言われて、戦闘中と同じ視界と感覚の拡張が起こる。確かに私はイリスヨナと呼ばれるこの船そのものだ、という自己認識がある。身体から伸び出した神経が、艦内中に張り巡らされたかのように、船内各所の状況がわかる。

同時に、私の身体は船内の医務室にもあって、副長と会話している。


「私、人間じゃないんですね」

「自覚はありますか? 混乱してはいませんか」

「はい。言われて意識したら、ロックが外れたみたいに自分が船だって認識できるようになりました。

混乱、とかはないです。それが自然なことだって、むしろ落ち着いたというか、しっくりきたというか。

でも、それだけじゃないのは確かです。さっきからたまに、違和感がひっかかるんですよね。自分が元々は人間だった気がする、ような」


「違和感? それは、頭に生えている2対の耳のことではなくてですか?」

「...はい?」


指摘されて、私の頭の上で何かがぴくりと動いた感覚があった。

副長が、室内の戸棚から鏡を探してきて私に差し出す。受け取った私は、おそるおそるそれを見る。


鏡に映ったのは、黒髪の少女だった。

服は、和服だろうか。

イリス様より年上だけれど、副長よりは幼い。鉱物のように鋭い光沢をもって煌めく瞳。

『人形』と形容するに相応しい整った顔立ちだけれど、ぱっと見では人間にしか見えない。

首の付け根の鎖骨あたりや、鏡を持つ手に視線が彷徨う。継ぎ目が無いようにも見える関節部は、よく見れば外骨格の関節部が透けて見えなくもない。

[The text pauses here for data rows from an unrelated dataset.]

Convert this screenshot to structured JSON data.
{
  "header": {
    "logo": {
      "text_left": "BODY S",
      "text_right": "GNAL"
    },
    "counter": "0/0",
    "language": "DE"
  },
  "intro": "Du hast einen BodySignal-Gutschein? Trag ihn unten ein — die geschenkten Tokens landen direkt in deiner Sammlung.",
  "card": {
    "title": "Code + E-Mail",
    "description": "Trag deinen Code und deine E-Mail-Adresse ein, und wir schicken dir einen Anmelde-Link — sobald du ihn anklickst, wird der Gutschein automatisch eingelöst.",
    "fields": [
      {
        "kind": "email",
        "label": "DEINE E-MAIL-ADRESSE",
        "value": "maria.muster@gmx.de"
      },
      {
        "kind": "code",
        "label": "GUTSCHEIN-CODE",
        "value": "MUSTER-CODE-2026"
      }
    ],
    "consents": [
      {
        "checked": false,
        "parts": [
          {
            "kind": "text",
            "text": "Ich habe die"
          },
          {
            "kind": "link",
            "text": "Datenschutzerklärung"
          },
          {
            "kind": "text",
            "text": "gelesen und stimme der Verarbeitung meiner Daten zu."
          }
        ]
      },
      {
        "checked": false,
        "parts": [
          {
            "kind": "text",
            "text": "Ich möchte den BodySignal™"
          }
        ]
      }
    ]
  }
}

そして、一旦は目をそらした箇所へ、恐る恐る視線を戻す。鏡の角度を上げていくと、左右一対の普通の人間の耳とは別に生えた、頭頂の大きな一対の動物耳。

口から変な声が漏れる。

なんだこれかわいい! そして誰だこいつ!


「思い出した! いや思い出せてないですけど。

私、確か、ヨナになる前は人間だったんです。そしてこんな耳が生えている人は見たこと無いです。知り合いにも、こんな耳が生えている人は一人もいなかった」


副長は、かがみ込んで私の耳を観察する。

「ヨナ様の頭の上に生えている立ち耳は、実物で見たことがない珍しい形ですね。猫種にしても異常に長い。もう一対は、普通の人間の耳だ。

でも、副耳種族はヒト種より多いメジャーな種族ですから、見たことがないというのはありえないと思いますが」

副長は首をかしげる。


「ヨナ様が元は人間だった、というのは興味深いです。何か他に覚えていることはありませんか? 名前や出身地は」

「名前は思い出せないです。出身地は、えっと、東京の葛飾の下町」

実家は、今は再開発で無くなってしまったけれど。

「それ、どこですか?」

「ちなみにここはどこなんですか」

「辺境国の、ローズガーデン海伯領地です。今はまだ帰路の途中で、アウレリア海の洋上ですが」


どれも聞いたことのない地名だった。